1.5       Research Hypotheses

            The following are the research hypotheses for this study:

i)                    There is no significant correlation between independent audit and managerial ability

ii)                  There is no significant correlation between role of independent audit and accountability in an organization

iii)                There is significant relationship between independent audit control fraud and misappropriation

1.6       Significance of the Study

            The misconception of the function of audit has, no doubt, eroded in most minds the confidence and reliance on creditors’ report and has dented the credibility with which the audit profession was known.

The researcher has, therefore taken to this study for the need to show management and directors that reliance on auditor’s report will help to enhance their performance. The studies will contribute to knowledge by bringing the opinion of many experts in one text and this make it easier for readers to have a broader knowledge of the subject without having to go through several texts.

Conclusively, the study will become a reference material for other student who will carry out further studies in the field.

1.7       Scope of the Study

            The study will be primarily focused on enhancing corporate accountability through audit systems by using Champion Brewery, Akwa Ibom as a case study. The researcher would go beyond desk search into field to sample the opinion of workers, officers as well as chief executive of the organisation.

1.8       Limitations of the Study

In the process of carrying out this study, constraints of various natures were encountered, which in no small measure constituted some barriers to the progress of the study. Among the militating factors are the following:

            Non-return of completed questionnaire by some respondents: some of the respondents did not return their response of the questionnaire irrespective of the researcher’s series of reminder letters. Their reasons ranged from forgetfulness to lack of chance to attend to the questionnaire.

            Reluctance in releasing information on even oral interviews. The researcher was looked upon as a spy in disguise who has come from their competitors to x-ray what they called their “top secrets” and “blue prints” As a result; comprehensive data were not easily collected notwithstanding the researcher’s letter of introduction.

Time, this was not a good friend of the researcher.
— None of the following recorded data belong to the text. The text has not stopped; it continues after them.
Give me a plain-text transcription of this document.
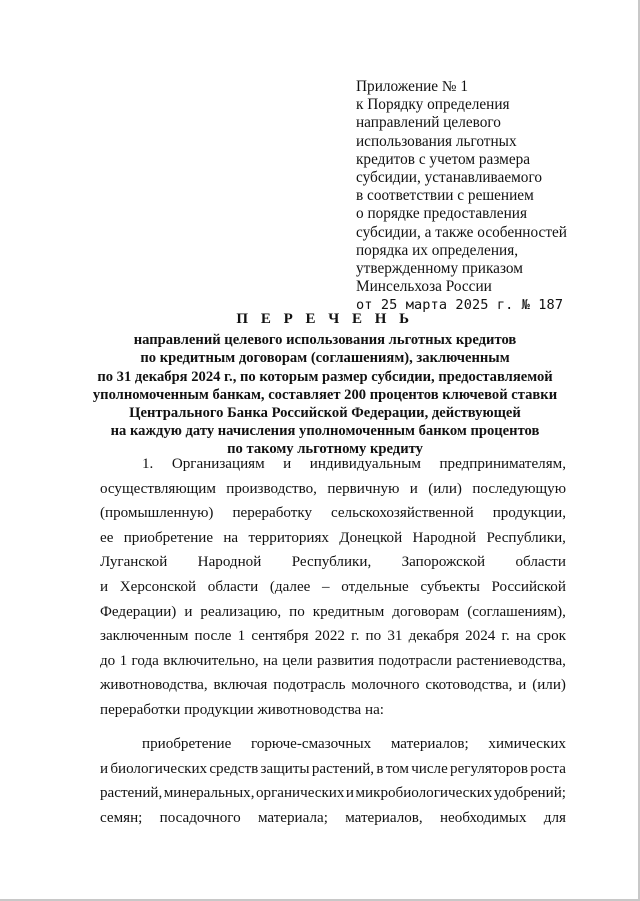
Приложение № 1
к Порядку определения
направлений целевого
использования льготных
кредитов с учетом размера
субсидии, устанавливаемого
в соответствии с решением
о порядке предоставления
субсидии, а также особенностей
порядка их определения,
утвержденному приказом
Минсельхоза России
от 25 марта 2025 г. № 187
П Е Р Е Ч Е Н Ь
направлений целевого использования льготных кредитов
по кредитным договорам (соглашениям), заключенным
по 31 декабря 2024 г., по которым размер субсидии, предоставляемой
уполномоченным банкам, составляет 200 процентов ключевой ставки
Центрального Банка Российской Федерации, действующей
на каждую дату начисления уполномоченным банком процентов
по такому льготному кредиту
1. Организациям и индивидуальным предпринимателям,
осуществляющим производство, первичную и (или) последующую
(промышленную) переработку сельскохозяйственной продукции,
ее приобретение на территориях Донецкой Народной Республики,
Луганской Народной Республики, Запорожской области
и Херсонской области (далее – отдельные субъекты Российской
Федерации) и реализацию, по кредитным договорам (соглашениям),
заключенным после 1 сентября 2022 г. по 31 декабря 2024 г. на срок
до 1 года включительно, на цели развития подотрасли растениеводства,
животноводства, включая подотрасль молочного скотоводства, и (или)
переработки продукции животноводства на:
приобретение горюче-смазочных материалов; химических
и биологических средств защиты растений, в том числе регуляторов роста
растений, минеральных, органических и микробиологических удобрений;
семян; посадочного материала; материалов, необходимых для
The time allocated to this study was very insignificant compared to the volume of the work involved. This time constraint was further companied by the existence of other class room work.

Funds, money was another constraint to the research work. Most often, the researcher ran out of funds and had to delay the work for money to come in.

1.9       Definition of Terms

            The following terms were used while carrying out this study:

Accountability: This is the state or condition being accountable.

Audit: This is the dependent examination of a financial statement by an auditor expressing an opinion about the true and fair view of the financial statement and state of affairs of the enterprise. It is the independent examination of, and expression of opinion on, the financial statement of an enterprise by an appointed auditor in pursuance of that appoint and in compliance with any relevant statutory obligation.

Auditor: The individual or partnership firm appointed to carry out an audit of the financial statements of an entity.

Audit Report: Any report, written by an auditor on a matter on which an opinion has been sought within the terms of an auditor’s appointment.

Internal Control System: This is the whole system of controls financially and otherwise established by the management in order to carry on the business of the enterprises in an orderly and efficient manner, ensure adherence to management policy, and safeguard the completeness and accuracy of the records, as regards to an organization.